Very interesting, Anthony - thanks for sharing this. If it leads to improved medication then let us hope it is not too long in development.

Pete-1 profile image
Pete-1 in reply to Jupeter

I once heard that it takes about 10 years from an idea in the lab. to drug being available in the pharmacies - if yo're lucky.

windwsprer profile image
windwsprer in reply to Pete-1

Who has 10 years? Anyone else out there with either neuropathies or fibromyalgia can see a neurologist about Lyrica or the much less expensive other GABA enhancers like neurontin (all in the anti-seizure meds. category). These drugs are also now approved for these other two conditions.
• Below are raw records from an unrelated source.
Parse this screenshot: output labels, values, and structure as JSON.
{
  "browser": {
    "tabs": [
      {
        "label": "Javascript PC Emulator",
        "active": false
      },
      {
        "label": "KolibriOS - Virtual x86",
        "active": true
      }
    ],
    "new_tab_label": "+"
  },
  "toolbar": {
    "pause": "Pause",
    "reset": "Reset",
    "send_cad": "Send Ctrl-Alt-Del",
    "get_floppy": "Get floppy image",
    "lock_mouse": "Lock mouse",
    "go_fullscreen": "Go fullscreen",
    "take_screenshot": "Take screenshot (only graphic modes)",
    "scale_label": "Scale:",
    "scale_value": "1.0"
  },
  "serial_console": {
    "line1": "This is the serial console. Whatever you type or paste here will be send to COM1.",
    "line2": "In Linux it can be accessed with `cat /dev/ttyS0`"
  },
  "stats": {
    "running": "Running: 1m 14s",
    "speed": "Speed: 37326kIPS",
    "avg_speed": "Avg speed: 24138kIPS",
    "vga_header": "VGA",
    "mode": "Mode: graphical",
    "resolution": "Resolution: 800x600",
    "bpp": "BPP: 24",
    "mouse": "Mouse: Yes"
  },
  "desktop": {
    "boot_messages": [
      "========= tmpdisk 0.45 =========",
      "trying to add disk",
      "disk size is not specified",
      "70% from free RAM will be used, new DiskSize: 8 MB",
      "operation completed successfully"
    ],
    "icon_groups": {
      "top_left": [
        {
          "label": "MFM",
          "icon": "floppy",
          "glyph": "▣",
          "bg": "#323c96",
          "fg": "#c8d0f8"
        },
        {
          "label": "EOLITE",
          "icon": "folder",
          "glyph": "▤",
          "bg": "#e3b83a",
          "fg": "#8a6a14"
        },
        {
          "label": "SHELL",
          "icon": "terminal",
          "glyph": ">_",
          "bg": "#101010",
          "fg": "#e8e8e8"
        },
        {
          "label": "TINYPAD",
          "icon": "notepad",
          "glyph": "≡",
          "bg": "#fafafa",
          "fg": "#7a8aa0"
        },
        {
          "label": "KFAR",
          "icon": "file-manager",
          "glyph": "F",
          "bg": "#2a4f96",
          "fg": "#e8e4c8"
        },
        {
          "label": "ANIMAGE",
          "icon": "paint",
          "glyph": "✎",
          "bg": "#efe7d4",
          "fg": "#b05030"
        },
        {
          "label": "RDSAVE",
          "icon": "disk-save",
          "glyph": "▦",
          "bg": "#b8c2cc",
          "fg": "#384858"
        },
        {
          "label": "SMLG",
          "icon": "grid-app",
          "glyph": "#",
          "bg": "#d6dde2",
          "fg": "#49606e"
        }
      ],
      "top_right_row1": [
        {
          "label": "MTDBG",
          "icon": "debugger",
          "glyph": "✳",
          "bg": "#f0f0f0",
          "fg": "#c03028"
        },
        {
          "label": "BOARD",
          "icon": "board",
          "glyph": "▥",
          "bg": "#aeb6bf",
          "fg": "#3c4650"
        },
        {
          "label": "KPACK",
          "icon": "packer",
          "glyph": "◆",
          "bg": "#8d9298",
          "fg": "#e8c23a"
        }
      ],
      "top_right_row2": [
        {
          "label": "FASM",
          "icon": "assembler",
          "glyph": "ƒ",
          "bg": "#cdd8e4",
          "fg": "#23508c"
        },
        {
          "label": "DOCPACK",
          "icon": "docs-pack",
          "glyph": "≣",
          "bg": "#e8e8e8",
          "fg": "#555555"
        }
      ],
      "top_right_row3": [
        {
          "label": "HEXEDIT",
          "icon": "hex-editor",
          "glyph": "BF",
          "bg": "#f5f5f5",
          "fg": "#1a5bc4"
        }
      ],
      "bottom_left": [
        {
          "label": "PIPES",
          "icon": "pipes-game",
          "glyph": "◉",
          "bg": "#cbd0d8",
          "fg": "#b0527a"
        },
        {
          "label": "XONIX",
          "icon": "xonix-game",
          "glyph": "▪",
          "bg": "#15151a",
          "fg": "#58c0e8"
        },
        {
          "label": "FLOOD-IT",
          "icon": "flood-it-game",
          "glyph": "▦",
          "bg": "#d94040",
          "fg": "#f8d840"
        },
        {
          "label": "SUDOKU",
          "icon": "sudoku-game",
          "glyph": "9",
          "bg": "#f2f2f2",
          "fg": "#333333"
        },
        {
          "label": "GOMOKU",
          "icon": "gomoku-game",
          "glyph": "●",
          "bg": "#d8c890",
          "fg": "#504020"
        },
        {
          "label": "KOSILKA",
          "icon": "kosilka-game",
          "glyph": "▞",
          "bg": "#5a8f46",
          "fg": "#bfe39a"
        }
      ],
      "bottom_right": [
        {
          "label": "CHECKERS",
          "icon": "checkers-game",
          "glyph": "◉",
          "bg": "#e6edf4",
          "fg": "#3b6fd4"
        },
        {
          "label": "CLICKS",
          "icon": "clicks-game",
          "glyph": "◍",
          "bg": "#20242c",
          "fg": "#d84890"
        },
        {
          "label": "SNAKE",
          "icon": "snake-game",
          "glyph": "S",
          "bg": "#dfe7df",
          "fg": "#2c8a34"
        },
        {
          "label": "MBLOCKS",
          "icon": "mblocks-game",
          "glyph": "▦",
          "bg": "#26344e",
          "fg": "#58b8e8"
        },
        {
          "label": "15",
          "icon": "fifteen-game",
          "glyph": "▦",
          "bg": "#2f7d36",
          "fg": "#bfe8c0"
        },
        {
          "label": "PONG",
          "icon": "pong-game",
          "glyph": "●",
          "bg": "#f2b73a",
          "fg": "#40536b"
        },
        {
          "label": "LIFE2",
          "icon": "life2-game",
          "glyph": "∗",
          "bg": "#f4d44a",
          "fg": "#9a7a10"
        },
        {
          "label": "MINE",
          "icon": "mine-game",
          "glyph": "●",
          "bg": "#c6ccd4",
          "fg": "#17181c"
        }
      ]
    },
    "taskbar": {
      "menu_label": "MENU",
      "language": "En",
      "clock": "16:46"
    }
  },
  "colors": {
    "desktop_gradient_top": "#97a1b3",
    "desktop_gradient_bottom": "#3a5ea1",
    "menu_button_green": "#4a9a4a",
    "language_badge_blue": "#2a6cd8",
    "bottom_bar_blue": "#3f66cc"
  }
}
Maybe others I don't know about.

Jash profile image
Jash

Yes, thanks for posting. The Internet too plays a role in providing answers among the scientific community and to us who want and need to be informed.

That was very interesting and thought provoking.

superjanet profile image
superjanet

Very interesting, as dopamine alone is no longer working very well for my husband.

sjannie profile image
sjannie

thank you for sharing this article!

tmhiggs profile image
tmhiggs

thanks for sharing. maybe this was the missing piece to the puzzle. so, now hopefully this will lead to better medications, treatment options, or possibly even a cure... wouldn't that be fantastic!! just hope the development doesn't process take too terribly long!

Hikoi profile image
Hikoi

Very interesting

maryalice profile image
maryalice

Thanks. It'a encouraging to know what you shared may help us.

DeParkiePoet profile image
DeParkiePoet

How can I get GABA into my diet? any thoughts?

Thanks Anthony I always enjoy your posts...

windwsprer profile image
windwsprer

Lion and tigers and oh my! I've been wondering why my "atypical PK" diagnosis of 7 years ago, plus a few years of why am I so stiff and falling and crashing into doorways, hasn't progressed much at all. Could it be that the neurontin, topomax etc. I've been of for central pain and pareasthesias courtesy of 10 yrs of ME and decades of fibromayalgia, then Lyrica from the time it came out, has been inadvertently helping?